Between 987 and 1314 the French monarchy grew in power and prestige until it dominated the machinery of government. France became the first large, unified state in the medieval West.
The Capetian kings made good their authority over their own territory and piece by piece added to it. By 1214 at the battle of Bouvines they had overcome the Norman-Angevin threat; in the south under Louis IX (St. Louis) they drove the Albigensian heresy underground and took over Mediterranean lands. They increased their control over the curia regis, the king’s court, and under Philip IV, the Fair, they consolidated the royal hold on power against the towns, the nobles, and the church.
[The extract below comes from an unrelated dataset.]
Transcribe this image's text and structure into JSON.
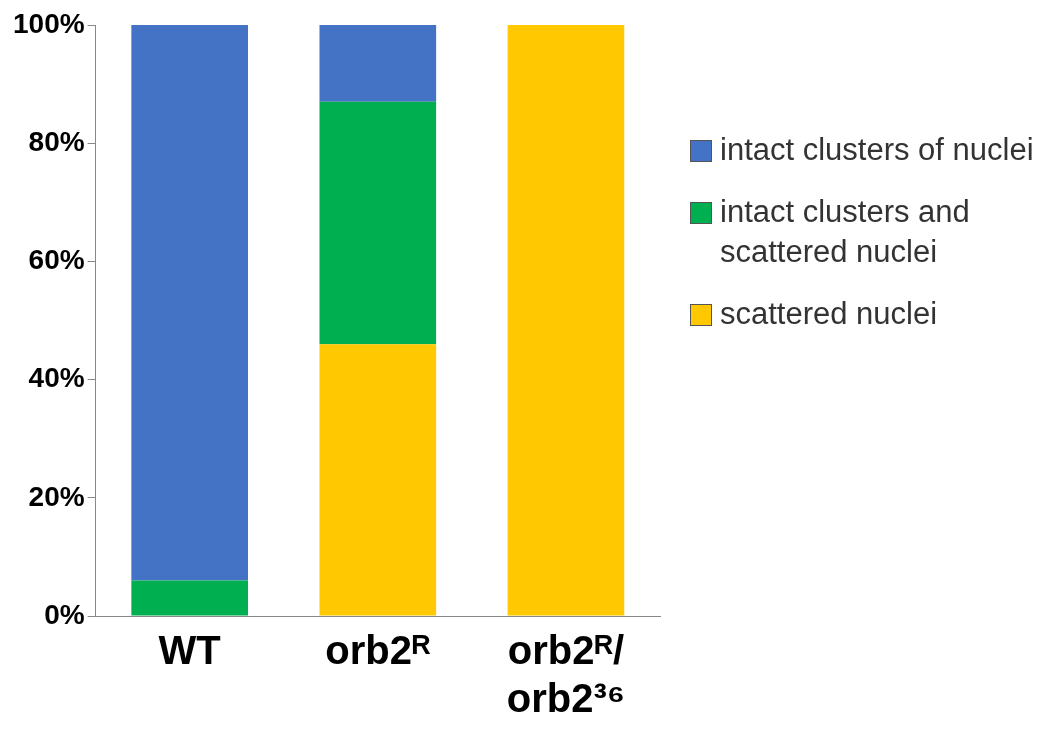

After the Norman Conquest of England in 1066, English kings developed existing Anglo-Saxon institutions into a strong and unified state. Henry I and Henry II extended William the Conqueror’s system of administration. The development of common law brought power to the monarch and security to the subjects.
However, the united opposition of the English barons limited the royal power. The guarantees first given to the great vassals in Magna Carta were in time broadened to include most of the population. By the early fourteenth century a recognizable parliament began to emerge.
Progress took place in the technologies that underlie modern science, and the discipline of Scholasticism formed a trained scholarly community that was accustomed to a rigorous intellectual discipline.
Although Latin was still widely used, the vernacular languages were increasingly employed for the literature of entertainment, as in the French tales of chivalry, The Song of Roland, Dante’s The Divine Comedy, and Chaucer’s The Canterbury Tales.